Resolving Symmetry Ambiguity in Correspondence-based Methods for Instance-level Object Pose Estimation
Yongliang Lin, Yongzhi Su, Sandeep Inuganti, Yan Di, Naeem Ajilforoushan, Hanqing Yang, Yu Zhang, Jason Rambach
TL;DR
The paper tackles symmetry-induced ambiguity in RGB-only 6D pose estimation by shifting from traditional one-to-one 2D-3D correspondences to one-to-many correspondences. It introduces SymCode, a symmetry-aware binary surface encoding, and SymNet, an end-to-end network that regresses the pose $(\mathbf{R}, \mathbf{t})$ without PnP or RANSAC, leveraging a CPR module and symmetry-aware losses. The approach is evaluated on highly symmetric datasets (T-LESS and IC-BIN), showing faster inference and competitive accuracy relative to state-of-the-art baselines, with ablations validating the benefits of end-to-end regression, code length, and the one-to-many formulation. This work offers a practical GPU-friendly solution for robust, real-time pose estimation of symmetric and near-symmetric objects using RGB data, with potential applicability to broader symmetry-rich perception tasks.
Abstract
Estimating the 6D pose of an object from a single RGB image is a critical task that becomes additionally challenging when dealing with symmetric objects.

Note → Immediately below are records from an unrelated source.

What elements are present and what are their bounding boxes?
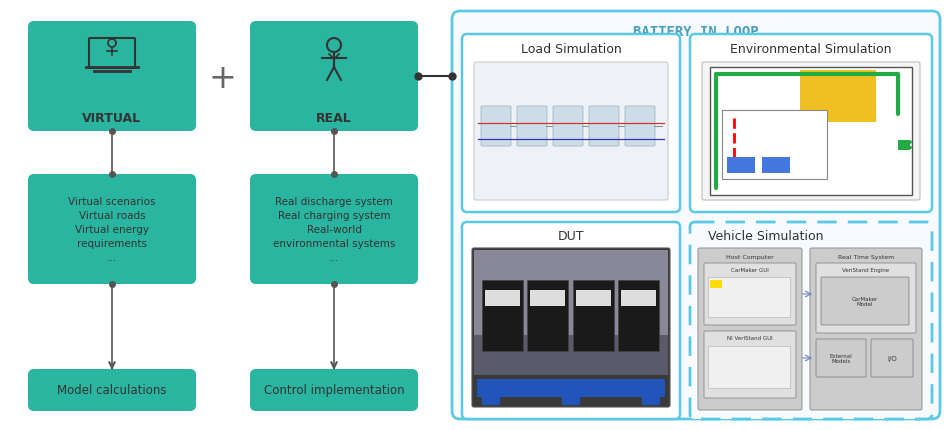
FancyBboxPatch shape [28,22,196,132]
Bar [562,395,580,405]
Bar [573,280,614,352]
Bar [474,336,668,375]
Text: Real Time System: Real Time System [838,255,894,260]
FancyBboxPatch shape [472,249,670,407]
Bar [482,280,523,352]
FancyBboxPatch shape [690,222,932,419]
Text: CarMaker
Model: CarMaker Model [852,296,878,307]
FancyBboxPatch shape [698,249,802,410]
Bar [642,395,660,405]
Bar [708,277,790,317]
Bar [530,290,565,306]
Text: Host Computer: Host Computer [726,255,774,260]
Text: External
Models: External Models [829,353,852,363]
Bar [727,158,755,174]
Text: Control implementation: Control implementation [264,384,405,396]
FancyBboxPatch shape [702,63,920,200]
FancyBboxPatch shape [871,339,913,377]
FancyBboxPatch shape [821,277,909,325]
Bar [576,290,611,306]
Text: DUT: DUT [558,230,584,243]
FancyBboxPatch shape [462,222,680,419]
Bar [710,68,912,196]
Bar [708,346,790,388]
Text: BATTERY IN LOOP: BATTERY IN LOOP [634,25,759,39]
Bar [898,141,910,150]
Text: Load Simulation: Load Simulation [521,43,621,55]
Text: NI VeriStand GUI: NI VeriStand GUI [727,336,773,341]
Bar [482,395,500,405]
FancyBboxPatch shape [816,264,916,333]
FancyBboxPatch shape [589,107,619,147]
Bar [800,71,877,123]
FancyBboxPatch shape [816,339,866,377]
Bar [618,280,659,352]
FancyBboxPatch shape [625,107,655,147]
FancyBboxPatch shape [474,63,668,200]
FancyBboxPatch shape [28,175,196,284]
Text: Environmental Simulation: Environmental Simulation [731,43,892,55]
FancyBboxPatch shape [517,107,547,147]
Bar [527,280,568,352]
Bar [621,290,656,306]
Text: CarMaker GUI: CarMaker GUI [732,268,769,273]
FancyBboxPatch shape [704,264,796,325]
Bar [762,158,790,174]
FancyBboxPatch shape [690,35,932,212]
Text: Vehicle Simulation: Vehicle Simulation [708,230,824,243]
Bar [722,111,826,180]
Text: +: + [208,61,236,94]
FancyBboxPatch shape [452,12,940,419]
Bar [474,250,668,338]
FancyBboxPatch shape [250,175,418,284]
Text: REAL: REAL [316,111,352,124]
Text: I/O: I/O [887,355,897,361]
FancyBboxPatch shape [810,249,922,410]
FancyBboxPatch shape [250,22,418,132]
FancyBboxPatch shape [462,35,680,212]
FancyBboxPatch shape [481,107,511,147]
Bar [485,290,520,306]
FancyBboxPatch shape [250,369,418,411]
FancyBboxPatch shape [553,107,583,147]
Text: Real discharge system
Real charging system
Real-world
environmental systems
...: Real discharge system Real charging syst… [273,197,395,262]
Text: Virtual scenarios
Virtual roads
Virtual energy
requirements
...: Virtual scenarios Virtual roads Virtual … [68,197,156,262]
Bar [710,280,722,289]
Text: VIRTUAL: VIRTUAL [83,111,142,124]
FancyBboxPatch shape [28,369,196,411]
FancyBboxPatch shape [704,331,796,398]
Text: Model calculations: Model calculations [57,384,167,396]
Text: VeriStand Engine: VeriStand Engine [843,268,889,273]
Bar [477,379,665,397]
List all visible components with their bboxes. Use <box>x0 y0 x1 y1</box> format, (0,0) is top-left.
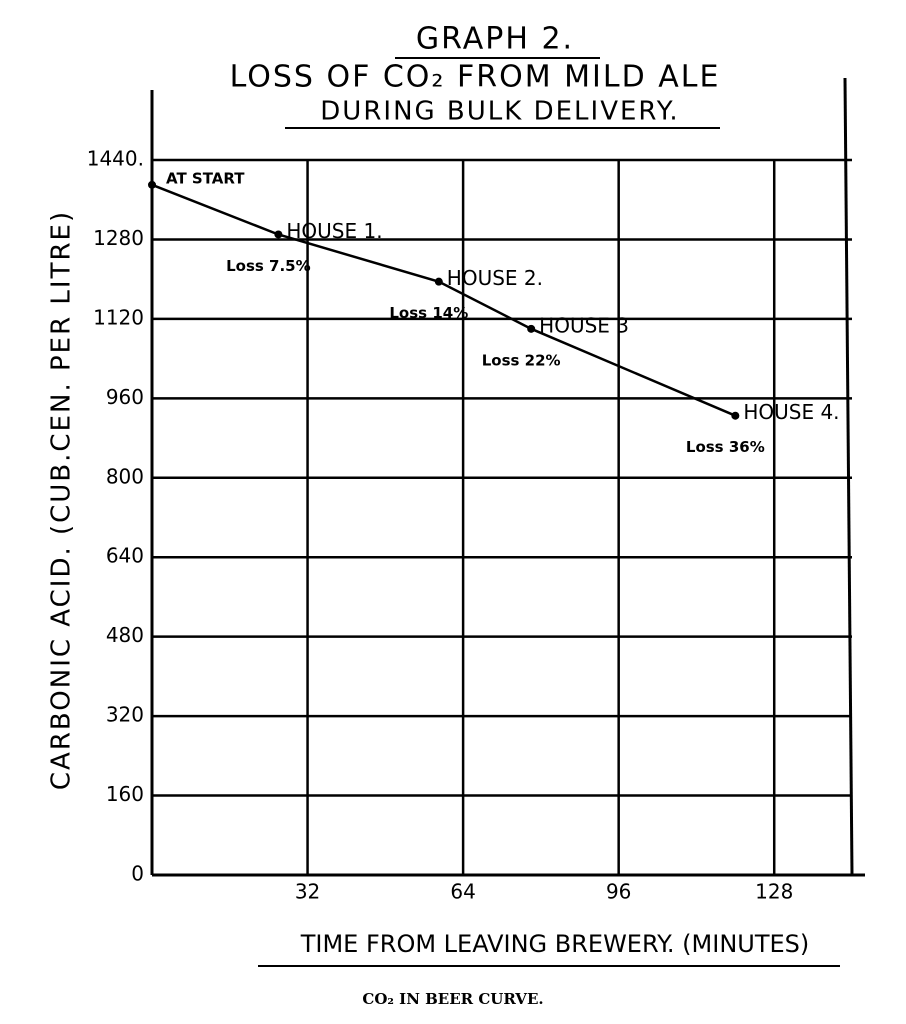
loss-label: Loss 14% <box>389 304 468 322</box>
loss-label: Loss 7.5% <box>226 257 311 275</box>
y-tick-label: 160 <box>106 782 144 806</box>
chart-title: GRAPH 2. <box>416 22 574 57</box>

Recent approaches typically establish one-to-one correspondences between image pixels and 3D object surface vertices. However, the utilization of one-to-one correspondences introduces ambiguity for symmetric objects. To address this, we propose SymCode, a symmetry-aware surface encoding that encodes the object surface vertices based on one-to-many correspondences, eliminating the problem of one-to-one correspondence ambiguity. We also introduce SymNet, a fast end-to-end network that directly regresses the 6D pose parameters without solving a PnP problem. We demonstrate faster runtime and comparable accuracy achieved by our method on the T-LESS and IC-BIN benchmarks of mostly symmetric objects. Our source code will be released upon acceptance.